Ghost nets (with pandanus) is the material used for Lharagula Ngididin (Crocodile Trap) (2022), a collaboration by Numbulwar Numburindi Arts from the dangerous floating nets that become marine debris in their coastal waters. This form, as large as a crocodile, innovates on a hunting tool to incorporate a contemporary narrative about care for saltwater.

Jimmy John Thaiday’s (Kuz and Peiudi clans) evocative video (with Kieran James) titled Just Beneath the Surface (2023) evokes other sea dangers, while Barkandji peoples’ Nici Cumpston’s portraits of Barka waterways (the Darling River) documents the decline of this powerful river in the face of human exploitation.

In these images she gives Country a voice.

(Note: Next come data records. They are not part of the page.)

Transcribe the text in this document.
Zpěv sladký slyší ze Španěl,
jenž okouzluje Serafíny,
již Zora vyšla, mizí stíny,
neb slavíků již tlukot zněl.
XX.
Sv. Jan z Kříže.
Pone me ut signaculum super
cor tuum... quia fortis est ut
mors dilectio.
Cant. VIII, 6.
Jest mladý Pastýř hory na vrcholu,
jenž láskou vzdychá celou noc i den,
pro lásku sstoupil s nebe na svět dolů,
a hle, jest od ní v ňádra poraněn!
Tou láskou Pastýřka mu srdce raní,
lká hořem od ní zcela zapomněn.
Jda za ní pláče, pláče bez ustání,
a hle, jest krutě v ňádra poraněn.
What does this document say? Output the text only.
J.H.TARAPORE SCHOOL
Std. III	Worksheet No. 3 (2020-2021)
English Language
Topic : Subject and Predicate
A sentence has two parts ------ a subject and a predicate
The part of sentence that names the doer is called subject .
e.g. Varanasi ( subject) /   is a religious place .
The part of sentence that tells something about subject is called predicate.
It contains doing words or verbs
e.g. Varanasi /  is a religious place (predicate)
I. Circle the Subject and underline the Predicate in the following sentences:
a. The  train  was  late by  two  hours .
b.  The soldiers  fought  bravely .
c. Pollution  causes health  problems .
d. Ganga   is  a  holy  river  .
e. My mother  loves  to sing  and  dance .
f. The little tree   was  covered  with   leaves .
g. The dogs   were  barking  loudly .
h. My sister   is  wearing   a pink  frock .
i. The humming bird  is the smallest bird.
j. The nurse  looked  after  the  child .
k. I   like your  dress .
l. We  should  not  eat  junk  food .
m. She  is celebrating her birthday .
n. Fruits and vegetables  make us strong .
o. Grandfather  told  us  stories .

Brian Robinson (Kala Lagaw Ya and Wuthathi language groups) and Napuwarri Marawili (Madarrpa) also poetically narrate an indigenous and integrated environmental and cultural view of water – in a celestial narrative and memorial poles respectively.

The second exhibition is Rachel O’Reilly’s film, NORTHERN WATERS. With a more documentary flavour, it is a product of UQ Art Museum’s regional programming with community and elders on Djiru Country (in collaboration with James Cook University). Upstairs, Bauer’s films focus on feminised labour engaged in mundane tasks, using film as a part of a political practice.

Suna

Outside the museum, Bridgeman’s SUNA (pictured, above), first seen at the Biennale of Sydney in 2020, brings a replica of a Papua New Guinea Highlands round house to the university campus. It coincides with 50 years of PNG independence from Australian administration but also highlights the central importance of Bridgeman’s PNG heritage and collaboration within his practice.

In his village in the PNG highlands, the Hausman structure has become a meeting point for his Haus Yuriyal collective, a place to “overcome difference and create pathways of deeper understanding”.

One week in, Rake observes that SUNA’s “spirit of connection and community is already attracting large crowds, of students, staff and community members”.

It represents one of the ways in which the art museum is embedded into the life of the university – ”here it inspires thinking and shared understanding outside traditional teaching and learning contexts”.

SUNA (Middle Ground) continues until November 25; and To come together as water, NORTHERN WATERS and WE CALL YOU! SISTERS! MOTHERS! DAUGHTERS! continue until December 6 at UQ Art Museum, St Lucia, Brisbane.